Universitas Alma Ata – Dalam rangka Hari Gizi Nasional ke-60, penting untuk menyebarkan informasi dan mempromosikan gizi optimal, terutama kepada generasi milenial. Tujuannya adalah meningkatkan kesadaran dan peran aktif masyarakat terhadap pentingnya kesehatan dan gizi.
Dirjen Gizi Masyarakat, Dhian Probhoyekti, menyatakan bahwa gizi yang baik selama kehamilan sangat mempengaruhi perkembangan otak anak, produktivitas, dan kinerja di sekolah. Hal ini akhirnya mempengaruhi kemampuan mereka untuk mendapatkan kehidupan yang layak di masa depan. “Gizi yang baik adalah dasar bagi setiap individu untuk mencapai potensi maksimal mereka,” ujarnya pada Jumat (24/1).
Tema Hari Gizi Nasional tahun ini adalah “Gizi Optimal untuk Generasi Milenial”. Upaya perbaikan gizi pada remaja yang dilakukan oleh sektor kesehatan tidak akan maksimal tanpa intervensi dari sektor lain.
Indonesia membutuhkan remaja yang produktif, kreatif, dan kritis untuk kemajuan bangsa.
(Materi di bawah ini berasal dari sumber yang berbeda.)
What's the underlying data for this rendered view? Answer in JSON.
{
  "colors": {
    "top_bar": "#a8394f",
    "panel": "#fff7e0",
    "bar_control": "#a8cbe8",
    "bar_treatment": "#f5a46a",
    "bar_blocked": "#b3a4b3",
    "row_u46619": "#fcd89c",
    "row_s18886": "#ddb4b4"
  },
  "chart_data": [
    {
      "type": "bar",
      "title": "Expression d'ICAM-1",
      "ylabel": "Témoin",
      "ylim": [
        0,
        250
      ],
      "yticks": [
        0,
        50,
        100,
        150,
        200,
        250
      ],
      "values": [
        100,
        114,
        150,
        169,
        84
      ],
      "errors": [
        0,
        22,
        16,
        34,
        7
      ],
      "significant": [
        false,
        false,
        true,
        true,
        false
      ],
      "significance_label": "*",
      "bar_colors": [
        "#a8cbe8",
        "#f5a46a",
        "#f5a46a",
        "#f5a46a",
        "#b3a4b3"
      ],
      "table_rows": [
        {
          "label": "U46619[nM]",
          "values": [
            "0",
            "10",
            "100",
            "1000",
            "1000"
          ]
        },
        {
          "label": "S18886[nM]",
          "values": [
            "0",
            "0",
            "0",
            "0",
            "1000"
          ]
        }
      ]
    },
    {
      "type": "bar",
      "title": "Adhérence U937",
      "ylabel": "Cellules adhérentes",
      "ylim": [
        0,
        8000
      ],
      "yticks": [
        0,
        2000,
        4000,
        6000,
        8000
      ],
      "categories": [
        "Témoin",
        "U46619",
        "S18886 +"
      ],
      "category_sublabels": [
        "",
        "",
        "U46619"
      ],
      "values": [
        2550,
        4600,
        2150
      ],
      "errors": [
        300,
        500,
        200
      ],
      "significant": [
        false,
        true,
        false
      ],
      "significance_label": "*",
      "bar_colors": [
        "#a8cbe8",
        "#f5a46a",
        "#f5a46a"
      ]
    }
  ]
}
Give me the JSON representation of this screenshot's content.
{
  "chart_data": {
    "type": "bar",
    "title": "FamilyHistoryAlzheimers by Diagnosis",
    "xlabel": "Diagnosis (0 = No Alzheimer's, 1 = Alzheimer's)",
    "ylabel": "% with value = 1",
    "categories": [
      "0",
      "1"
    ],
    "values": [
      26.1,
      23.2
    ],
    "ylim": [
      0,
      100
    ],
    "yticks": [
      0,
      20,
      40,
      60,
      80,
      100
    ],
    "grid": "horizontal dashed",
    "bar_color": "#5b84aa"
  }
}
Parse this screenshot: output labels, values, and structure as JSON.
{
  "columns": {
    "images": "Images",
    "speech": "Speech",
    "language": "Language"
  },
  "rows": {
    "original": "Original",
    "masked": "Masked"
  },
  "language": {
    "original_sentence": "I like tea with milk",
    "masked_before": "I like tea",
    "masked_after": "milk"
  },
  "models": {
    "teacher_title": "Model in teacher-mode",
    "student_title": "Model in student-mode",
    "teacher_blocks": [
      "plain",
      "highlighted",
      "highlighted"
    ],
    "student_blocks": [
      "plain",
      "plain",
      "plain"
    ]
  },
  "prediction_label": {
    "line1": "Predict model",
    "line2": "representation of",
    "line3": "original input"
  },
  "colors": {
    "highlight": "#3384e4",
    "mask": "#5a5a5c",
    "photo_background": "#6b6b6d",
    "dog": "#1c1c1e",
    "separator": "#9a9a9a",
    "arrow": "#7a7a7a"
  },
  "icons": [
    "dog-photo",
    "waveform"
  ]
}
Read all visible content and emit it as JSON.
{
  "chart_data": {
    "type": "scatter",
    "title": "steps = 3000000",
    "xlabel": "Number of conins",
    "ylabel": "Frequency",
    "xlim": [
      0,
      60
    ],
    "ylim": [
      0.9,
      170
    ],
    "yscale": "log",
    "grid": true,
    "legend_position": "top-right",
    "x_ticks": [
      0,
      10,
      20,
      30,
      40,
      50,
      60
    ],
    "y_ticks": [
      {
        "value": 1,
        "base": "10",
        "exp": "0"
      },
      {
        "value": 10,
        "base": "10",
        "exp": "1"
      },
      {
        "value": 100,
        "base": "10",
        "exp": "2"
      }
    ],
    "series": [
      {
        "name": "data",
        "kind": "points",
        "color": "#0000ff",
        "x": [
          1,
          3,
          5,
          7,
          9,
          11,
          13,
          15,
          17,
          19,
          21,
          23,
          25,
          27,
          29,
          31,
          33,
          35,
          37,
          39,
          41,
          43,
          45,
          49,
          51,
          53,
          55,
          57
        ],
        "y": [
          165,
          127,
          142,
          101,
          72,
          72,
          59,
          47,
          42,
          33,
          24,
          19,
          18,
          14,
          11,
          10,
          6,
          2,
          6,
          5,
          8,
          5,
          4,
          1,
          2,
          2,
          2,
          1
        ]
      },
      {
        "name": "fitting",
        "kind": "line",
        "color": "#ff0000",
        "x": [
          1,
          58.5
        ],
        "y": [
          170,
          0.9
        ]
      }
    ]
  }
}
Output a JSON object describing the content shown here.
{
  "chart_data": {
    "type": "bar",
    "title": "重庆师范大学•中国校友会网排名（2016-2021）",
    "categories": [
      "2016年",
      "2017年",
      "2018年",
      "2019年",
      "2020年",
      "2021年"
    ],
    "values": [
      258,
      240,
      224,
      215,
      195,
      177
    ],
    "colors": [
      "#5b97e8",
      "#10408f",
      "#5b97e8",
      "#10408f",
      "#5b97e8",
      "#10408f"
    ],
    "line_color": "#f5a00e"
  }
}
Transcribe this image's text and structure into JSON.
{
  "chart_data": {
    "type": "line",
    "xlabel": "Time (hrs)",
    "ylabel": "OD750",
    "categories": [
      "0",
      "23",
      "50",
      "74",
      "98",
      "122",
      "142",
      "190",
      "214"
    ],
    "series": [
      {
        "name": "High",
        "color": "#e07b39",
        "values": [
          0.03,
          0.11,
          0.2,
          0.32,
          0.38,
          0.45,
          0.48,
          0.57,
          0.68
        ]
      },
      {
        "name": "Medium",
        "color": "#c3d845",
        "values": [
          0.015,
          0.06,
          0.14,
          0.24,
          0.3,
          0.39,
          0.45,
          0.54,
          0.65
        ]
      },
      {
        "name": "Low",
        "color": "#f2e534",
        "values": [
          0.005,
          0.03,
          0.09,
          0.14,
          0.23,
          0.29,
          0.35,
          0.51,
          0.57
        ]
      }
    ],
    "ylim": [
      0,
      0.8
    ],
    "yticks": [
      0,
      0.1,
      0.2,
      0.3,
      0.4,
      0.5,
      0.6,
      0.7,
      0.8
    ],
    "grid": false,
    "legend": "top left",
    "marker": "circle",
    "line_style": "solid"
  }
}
Hal ini hanya bisa dicapai jika remaja sehat dan memiliki status gizi yang baik. Kesehatan remaja tidak hanya dilihat dari fisik tetapi juga dari aspek kognitif, psikologis, dan sosial. Masa remaja adalah periode penting yang menentukan kualitas hidup dewasa dan generasi berikutnya.
Sebagian besar remaja menghabiskan waktu luang mereka dengan aktivitas yang kurang aktif. Sepertiga remaja sering mengonsumsi makanan olahan atau cemilan pabrik, sementara sepertiga lainnya rutin makan kue basah, roti basah, gorengan, dan kerupuk.
Perubahan gaya hidup juga terlihat dari semakin terhubungnya remaja dengan internet, sehingga mereka lebih sering membuat pilihan mandiri yang seringkali kurang tepat dan berdampak pada masalah gizi. Saat ini, Indonesia menghadapi tiga masalah gizi (triple burden) yaitu stunting, wasting, dan obesitas serta kekurangan zat gizi mikro seperti anemia.
Data Riskesdas 2018 menunjukkan bahwa 25,7% remaja usia 13-15 tahun dan 26,9% remaja usia 16-18 tahun mengalami stunting. Selain itu, 8,7% remaja usia 13-15 tahun dan 8,1% remaja usia 16-18 tahun mengalami wasting. Prevalensi berat badan lebih dan obesitas mencapai 16,0% pada remaja usia 13-15 tahun dan 13,5% pada remaja usia 16-18 tahun.
Masalah gizi, baik kekurangan maupun kelebihan, meningkatkan risiko penyakit, terutama penyakit tidak menular. Jika masalah ini berlanjut hingga dewasa dan menikah, risiko kesehatan janin yang dikandung juga meningkat.
Sebagai contoh, ibu yang mengalami anemia atau kekurangan energi kronis berisiko melahirkan bayi dengan berat badan lahir rendah (BBLR), stunting, komplikasi saat melahirkan, dan penyakit tidak menular seperti diabetes dan penyakit jantung di kemudian hari.
Perbaikan gizi pada remaja melalui intervensi gizi spesifik seperti pendidikan gizi, fortifikasi, dan suplementasi serta penanganan penyakit penyerta perlu dilakukan. Tujuannya untuk meningkatkan status gizi remaja, memutus rantai antar generasi masalah gizi, penyakit tidak menular, dan kemiskinan. Salah satu upaya yang telah dilakukan di Kabupaten Ogan Komering Ulu adalah menggalakkan kegiatan posyandu remaja.